The tumultuous tapestry of Jobs’life continued to be woven in the looms of destiny, for, after high school in 1972, he enrolled at Reed College, Oregon, but dropped out after only one semester in pursuit of a dream that would take him to the very top of the sector he chose to operate in.

Blue-chip, five star dropouts

In dropping out of school, he was only fulfilling a destiny seemingly shared by some of America’s tech leviathans. Recall that Bill Gates of Microsoft was at Harvard studying mathematics and law, after which he took a leave of absence to pursue his dream.

He never returned to Harvard, but instead worked and grew to become the best known-name in the software world, and amassed a fortune that has kept him in the top tier of the world’s rich list for years now. As at now, Bill Gates is world’s second richest man with a net worth of $56 billion, but financial experts say his second position is because of his love for philanthropy which cost a lot.
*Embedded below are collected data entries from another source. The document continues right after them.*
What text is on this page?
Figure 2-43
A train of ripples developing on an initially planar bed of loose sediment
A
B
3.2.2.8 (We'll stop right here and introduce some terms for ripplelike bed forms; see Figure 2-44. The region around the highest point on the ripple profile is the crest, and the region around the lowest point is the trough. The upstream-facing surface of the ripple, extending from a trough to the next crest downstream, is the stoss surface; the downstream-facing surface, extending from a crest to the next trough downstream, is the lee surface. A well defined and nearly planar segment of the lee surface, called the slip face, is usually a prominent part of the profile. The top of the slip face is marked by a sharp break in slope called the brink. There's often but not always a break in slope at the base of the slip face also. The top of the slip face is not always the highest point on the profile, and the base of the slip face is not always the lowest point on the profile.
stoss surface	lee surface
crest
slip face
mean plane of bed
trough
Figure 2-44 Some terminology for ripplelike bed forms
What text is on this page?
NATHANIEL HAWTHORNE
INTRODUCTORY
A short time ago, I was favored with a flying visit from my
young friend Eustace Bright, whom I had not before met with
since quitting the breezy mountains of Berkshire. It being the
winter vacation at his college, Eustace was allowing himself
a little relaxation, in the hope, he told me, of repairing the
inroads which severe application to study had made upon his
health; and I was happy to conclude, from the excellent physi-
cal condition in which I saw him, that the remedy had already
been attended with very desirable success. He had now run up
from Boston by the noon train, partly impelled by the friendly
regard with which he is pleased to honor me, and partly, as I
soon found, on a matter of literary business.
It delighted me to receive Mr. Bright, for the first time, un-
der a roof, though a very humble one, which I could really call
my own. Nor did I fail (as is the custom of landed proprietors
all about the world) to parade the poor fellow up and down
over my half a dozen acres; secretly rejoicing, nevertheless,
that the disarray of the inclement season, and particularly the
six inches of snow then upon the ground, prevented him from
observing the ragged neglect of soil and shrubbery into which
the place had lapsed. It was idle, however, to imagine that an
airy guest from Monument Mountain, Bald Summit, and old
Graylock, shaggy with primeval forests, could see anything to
Similarly, Michael Saul Dell, of Dell Computers. Here was a pre-med student at Austin who abandoned his studies to sell PCs, at age 19, and about a decade later, had become the youngest CEO of a Fortune 500 company.

The lessons

Herein are some of the lessons to be learnt from the life and times of Steven Paul Jobs. A child whose parents did not want became the brightest star that family could ever have produced, and if not for Steve Jobs’ worldwide popularity as tech wizard, nobody would also know anything about a Syrian political scientist called Jandali. More than that, not all droputs are ne’er-do-wells, as Jobs, Bill Gates and Dell have shown. To today’s youths however, be sure you know what you are dropping out for; never lose sight of the dream until it is achieved.